My team’s velocity dropped. Two engineers asked to transfer. And I started having Sunday night anxiety attacks.

The Invisible Divide Is Real

@vp_eng_keisha, you mentioned the “invisible divide” when you get a leadership title, and that hit hard. Your presence changes the dynamic of every conversation.

I didn’t understand that when I walked into a design discussion and said “I think we should use Kafka here,” everyone heard “Luis wants us to use Kafka” and the discussion was over. I thought I was collaborating. They thought I was dictating.

Or when I’d jump in to help debug a production issue, my team heard “Luis doesn’t think I can handle this” instead of “Luis is being supportive.”

The mindset shift from IC to manager is harder than any technical problem I’ve solved. Because code is logical and predictable. People aren’t.

What Actually Helped (Eventually)

I got lucky. My VP sat me down after month 4 and said “Luis, you’re optimizing for the wrong thing. Your job isn’t to be the best engineer on the team. It’s to make your team the best it can be.”

That conversation changed everything. But I needed someone to explicitly say it.

After that, I:

  1. Joined the SHPE (Society of Hispanic Professional Engineers) engineering leadership cohort. Having peer mentors who got the cultural dynamics plus the leadership challenges was huge. Seeing other first-gen professionals navigate this gave me permission to not have all the answers.

  2. Worked with an executive coach for 6 months. My company didn’t pay for it (wish they had), but it was worth every dollar. Someone who could call me on my BS and help me see my blind spots.

  3. Started measuring different things. Instead of “how many stories did I ship,” I tracked “how many engineers leveled up,” “how many blockers did I remove,” “how many decisions did the team make without me.”

  4. Created explicit “Luis-free zones.” I stopped attending certain design meetings. I stopped reviewing every PR. It was terrifying to let go, but my team needed space to grow.

But Here’s the Thing…

I agree with @cto_michelle that we’re promoting based on technical output when we should assess for leadership potential. But I also think the problem is deeper:

We promote people and give them zero support structure.

I had no onboarding as a new manager. No training. No peer cohort. No explicit expectations beyond “you’re responsible for the team now.” Just… figure it out.

That’s not a skills gap. That’s organizational negligence.

And I recognize my privilege here: I had a patient VP, I could afford a coach, I had SHPE as a support network. What about first-time managers who don’t have those resources?

The Question I’m Wrestling With

You asked: “Are we promoting the wrong people or training them wrong?”

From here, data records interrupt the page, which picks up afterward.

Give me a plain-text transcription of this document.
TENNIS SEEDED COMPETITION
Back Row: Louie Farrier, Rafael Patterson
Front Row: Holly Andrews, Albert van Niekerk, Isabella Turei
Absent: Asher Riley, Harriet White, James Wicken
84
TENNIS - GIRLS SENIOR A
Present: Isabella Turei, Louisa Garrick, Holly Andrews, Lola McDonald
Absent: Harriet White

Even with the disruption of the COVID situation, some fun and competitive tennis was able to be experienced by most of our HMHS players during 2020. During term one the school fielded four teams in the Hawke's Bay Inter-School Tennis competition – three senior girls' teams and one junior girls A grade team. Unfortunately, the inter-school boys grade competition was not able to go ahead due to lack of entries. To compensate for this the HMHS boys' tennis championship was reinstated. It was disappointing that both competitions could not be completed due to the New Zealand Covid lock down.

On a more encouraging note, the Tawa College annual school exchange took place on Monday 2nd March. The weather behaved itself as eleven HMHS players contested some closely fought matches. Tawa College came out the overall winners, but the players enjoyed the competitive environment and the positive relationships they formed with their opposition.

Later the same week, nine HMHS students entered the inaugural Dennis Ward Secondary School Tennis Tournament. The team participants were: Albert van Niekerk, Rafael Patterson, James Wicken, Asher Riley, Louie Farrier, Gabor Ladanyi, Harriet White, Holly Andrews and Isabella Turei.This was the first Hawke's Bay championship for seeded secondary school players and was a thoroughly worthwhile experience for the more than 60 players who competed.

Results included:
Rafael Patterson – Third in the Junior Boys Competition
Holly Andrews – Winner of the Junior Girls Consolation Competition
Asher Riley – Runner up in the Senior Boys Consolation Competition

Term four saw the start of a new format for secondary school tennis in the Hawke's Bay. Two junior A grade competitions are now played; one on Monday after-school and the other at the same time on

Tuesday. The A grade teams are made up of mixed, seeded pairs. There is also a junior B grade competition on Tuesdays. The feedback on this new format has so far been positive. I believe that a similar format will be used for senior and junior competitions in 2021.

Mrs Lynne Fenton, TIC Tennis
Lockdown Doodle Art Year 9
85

From where I sit: Both. But the training gap is more fixable than the promotion criteria.

Changing promotion criteria requires rethinking what we value, how we assess “potential,” and confronting biases about what leadership looks like. That’s hard organizational change.

But we could start leadership development programs tomorrow. Cohorts for first-time managers. Coaching budgets. Explicit off-ramps back to IC. Structured feedback loops.

Why aren’t we doing that?

Is it cost? Is it that leadership doesn’t see it as their problem? Is it that we genuinely don’t know what would work?

I’d love to hear from others: For those who struggled in early leadership roles and eventually figured it out—what support would have shortened that learning curve?

Because right now, we’re letting people (and their teams) suffer through a 12-18 month trial-by-fire when we could be doing so much better.